Una differenza di quasi 64.000 euro che dimostra in modo lampante come i costi incidano profondamente sul risultato finale del nostro Pac. «È fondamentale, quando si valuta un investimento, guardare non solo al rendimento potenziale, ma anche e soprattutto ai costi. È la variabile più facile da controllare», afferma Salvatore Gaziano.
Un altro vantaggio degli Etf è la loro naturale diversificazione. Un singolo etf può raggruppare centinaia o migliaia di titoli di diverse aziende, settori e Paesi, garantendo una ripartizione del rischio senza dover acquistare decine di strumenti diversi. Questo evita di concentrare il proprio capitale su settori «di moda» o troppo specifici, che possono essere molto volatili.
Per un Pac, che per sua natura è un investimento a lungo termine, è fondamentale investire in un paniere il più possibile ampio e diversificato, che non risenta dei cicli di mercato di un singolo settore o di un singolo Paese. Gli Etf globali, ad esempio, che replicano indici come l'Msci World, offrono proprio questa caratteristica, riducendo il rischio di entrare sul mercato "al momento sbagliato" e permettendo di beneficiare della crescita economica mondiale.

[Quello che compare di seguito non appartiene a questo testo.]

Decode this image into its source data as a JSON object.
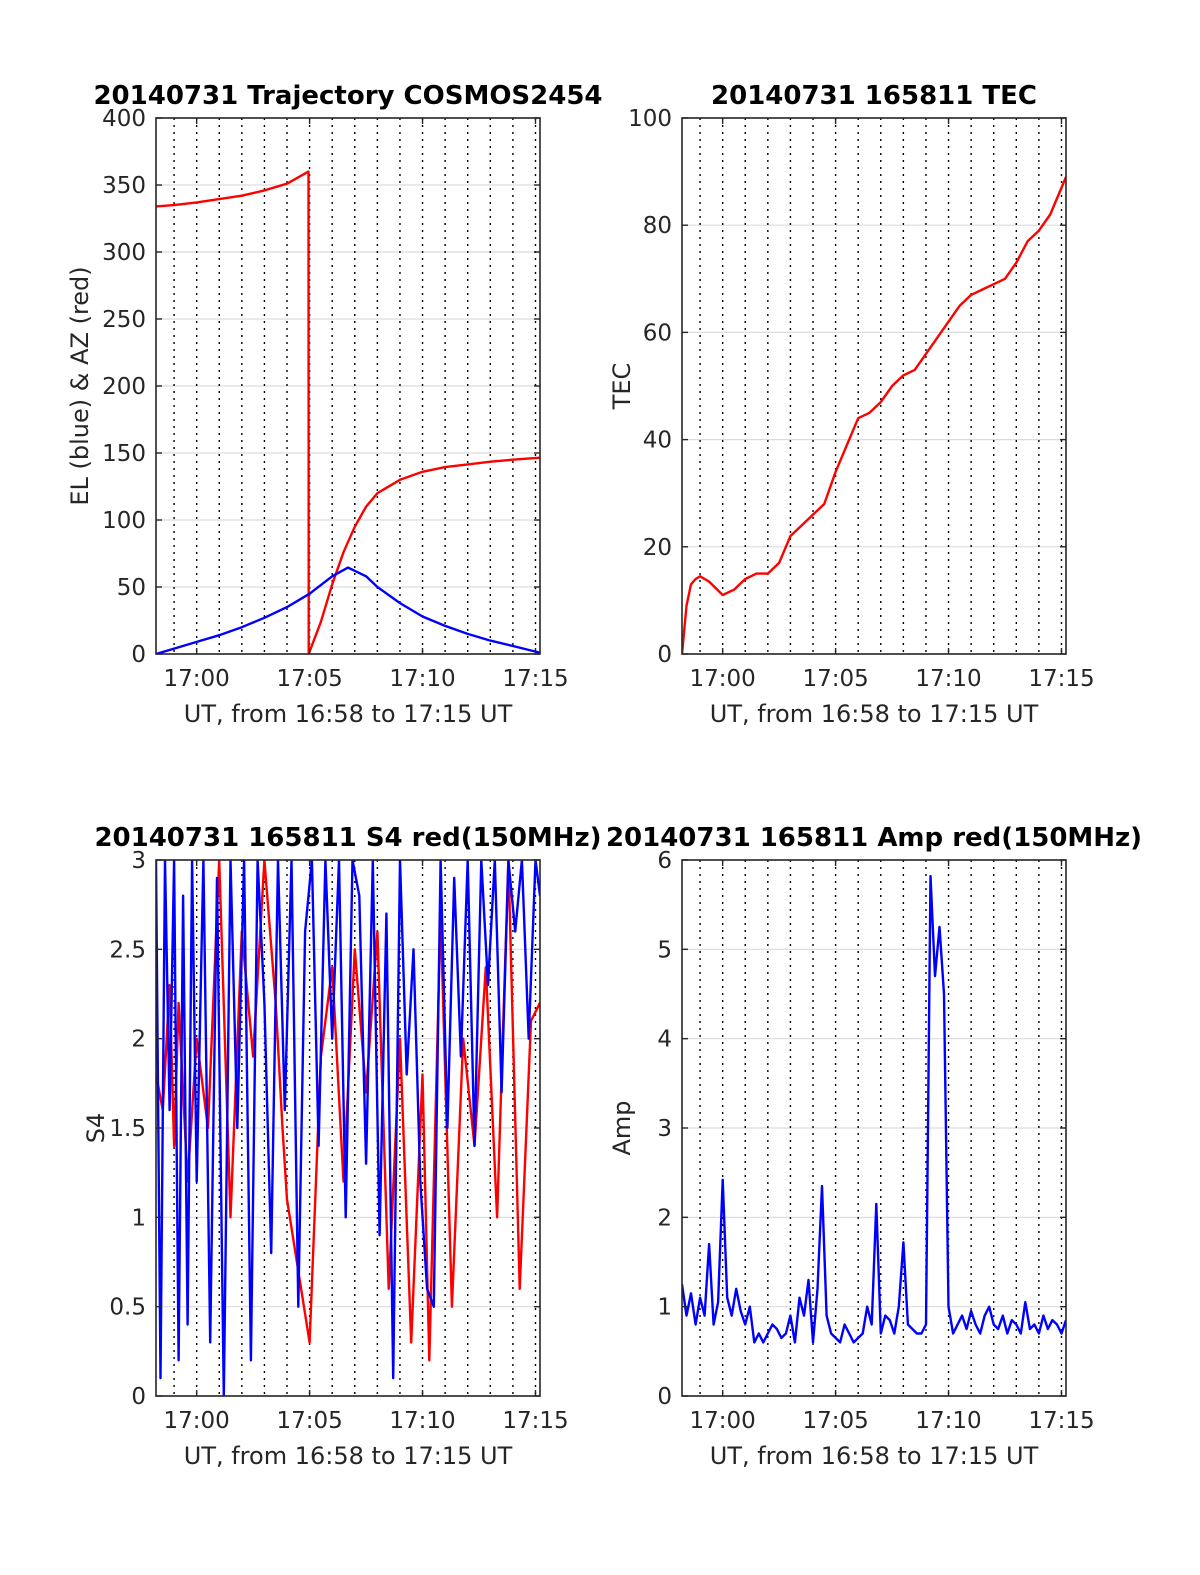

La crescente domanda di Pac in Etf ha spinto banche e broker a competere offrendo soluzioni sempre più convenienti. Oggi, è possibile costruire un piano di accumulo con commissioni di acquisto molto basse, o addirittura azzerate. Alcuni esempi? Directa: È stata pioniera in Italia offrendo un Pac automatico in Etf con zero costi di esecuzione su una vasta lista di strumenti convenzionati. È una soluzione ideale per chi vuole avere il pieno controllo e agire in autonomia. Fineco: Con il servizio Piano Replay, permette di creare un Pac su Etf con la possibilità di ribilanciamento automatico. L'offerta è particolarmente vantaggiosa per gli under 30, che possono usufruire del servizio gratuitamente. Moneyfarm: Ha recentemente lanciato il suo Pac in Etf automatico, che si aggiunge al servizio di gestione patrimoniale. Con versamenti a partire da 10 euro e commissioni di acquisto azzerate, si posiziona come una valida alternativa per chi cerca semplicità e automazione.
Ma sono sempre più numerose le banche e le piattaforme (Trade Republic, Scalable, Revolut…) che offrono la possibilità di sottoscrivere dei Pac in etf o comunque tutte consentono di negoziare gli etf e naturalmente un aspetto importante prima di sottoscrivere un pac è valutare i costi sia dello strumento sottostante che quelli diretti e indiretti come spese fisse o di negoziazione.
La scelta della piattaforma dipende dalle esigenze di ciascuno, ma il punto fermo rimane l'importanza di investire in strumenti diversificati e con costi contenuti. Per un investimento di lungo periodo, è fondamentale scegliere un paniere che non sia troppo tematico o «alla moda» secondo SoldiExpert SCF ma che rifletta una diversificazione ampia a livello di settori e Paesi. Questo è il miglior antidoto contro la volatilità e le mode del momento.
«Come consulenti finanziari indipendenti ovvero soggetti iscritti all’Albo Ocf (obbligatorio per chi in Italia fornisce consigli di investimento)», spiega Gaziano, «forniamo un’ampia consulenza senza conflitti di interesse (siamo pagati solo a parcella e non riceviamo commissioni sui prodotti o strumenti consigliati) a piccoli e grandi investitore e supportiamo i clienti nella scelta del Pac migliore a partire dalla scelta dell’intermediario e poi degli strumenti migliori o valutiamo se già sono stati attivati dei Pac magari in fondi di investimento se superano la valutazione costi-benefici».